If we have learned anything in the years since the Affordable Care Act was signed into law, it is the fact that we need new ways of doing things in medicine. The old fee-for-service model created by the insurance industry has put even basic care out of the reach of many while simultaneously raising the cost of everything from prescriptions to lab tests. Government interference has only made the problem worse.
There is a ray of hope in things like concierge medicine and alternative therapies. In fact, combining concierge and regenerative medicine could be the way to go for GPs, primary care doctors, and internists. Both kinds of medicine don't rely on the insurance system for survival; neither one requires doctors to allow their practices to be controlled by insurance companies.
Concierge Medicine Basics
There are a number of different models for operating a concierge medical practice. As a general rule however, the models all have a few things in common. Concierge medicine is based on the premise of paying an annual or monthly fee in exchange for having unfettered access to primary care. Some concierge providers also include basic lab tests they can conduct in-house. Everything else is accessed outside of the concierge setting.

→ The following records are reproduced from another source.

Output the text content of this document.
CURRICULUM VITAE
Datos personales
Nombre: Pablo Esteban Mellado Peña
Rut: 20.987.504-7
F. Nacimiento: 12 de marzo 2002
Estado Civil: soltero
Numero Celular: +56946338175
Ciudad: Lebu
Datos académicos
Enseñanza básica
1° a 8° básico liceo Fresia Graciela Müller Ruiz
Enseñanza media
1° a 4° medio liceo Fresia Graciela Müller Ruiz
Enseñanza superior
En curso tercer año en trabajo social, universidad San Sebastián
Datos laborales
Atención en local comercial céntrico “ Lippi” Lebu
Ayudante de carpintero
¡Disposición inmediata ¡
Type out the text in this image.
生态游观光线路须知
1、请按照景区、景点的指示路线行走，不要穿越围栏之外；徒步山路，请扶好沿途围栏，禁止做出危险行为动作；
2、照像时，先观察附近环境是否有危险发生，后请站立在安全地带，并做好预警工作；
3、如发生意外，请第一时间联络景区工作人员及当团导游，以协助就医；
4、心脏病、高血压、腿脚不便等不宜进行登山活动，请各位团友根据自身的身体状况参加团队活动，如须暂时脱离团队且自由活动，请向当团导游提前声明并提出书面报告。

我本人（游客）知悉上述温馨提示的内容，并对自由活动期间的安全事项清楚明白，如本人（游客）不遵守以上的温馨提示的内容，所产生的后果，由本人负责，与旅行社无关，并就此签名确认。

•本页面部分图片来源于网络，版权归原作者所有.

The appeal of concierge medicine to the patient is access. Appointments are easy to get, doctors have more time to spend with patients, and there are rarely limits to the number of times a patient can see the doctor in a year. The appeal to doctors is twofold: they are free to practice without the constraints of insurance companies interfering and they are paid directly by patients. That means they get paid what they are worth.
Regenerative Medicine Basics
Regenerative medicine is a field of medicine that involves alternative treatments like stem cell and platelet-rich plasma (PRP) therapies. Such therapies are commonly used to treat things like sports injuries, osteoarthritis, musculoskeletal issues, and even alopecia.
Stem cell and PRP therapies are not covered by insurance companies because, although they are not experimental, insurance companies view them as such. Patients wishing to receive the treatments pay for them out of pocket. As a result, doctors can offer these services without insurance company interference.
Regenerative medicine is catching on among primary care physicians and orthopedists, according to Apex Biologix. The Utah-based company has already helped more than 200 doctors and clinics get up and running with regenerative medicine therapies.
Combining the Two
Hopefully you have noticed similarities between concierge and regenerative medicine. Both forms of medicine allow doctors to practice as they see fit without any outside interference. And because they are actually getting paid what they are worth, they don't have to charge higher prices to overcome insufficient insurance company reimbursements. This brings the overall cost of their services down.
It is conceivable to combine the two into a single practice to serve a core group of patients who wish to access healthcare under this sort of model. It is interesting to note that patients who could afford the annual fee of concierge medicine can likely afford regenerative treatment should the need arise. The opposite is also true.
The similarities between the two kinds of medicine are such that they are ideal companions. A doctor can offer a standard concierge package that includes primary care on an annual subscription basis. If that doctor has patients suffering from orthopedic issues – like osteoarthritis for example – he or she could charge extra for PRP or stem cell injections. Doctor and patient would be free to work things out without having to worry about insurance coverage.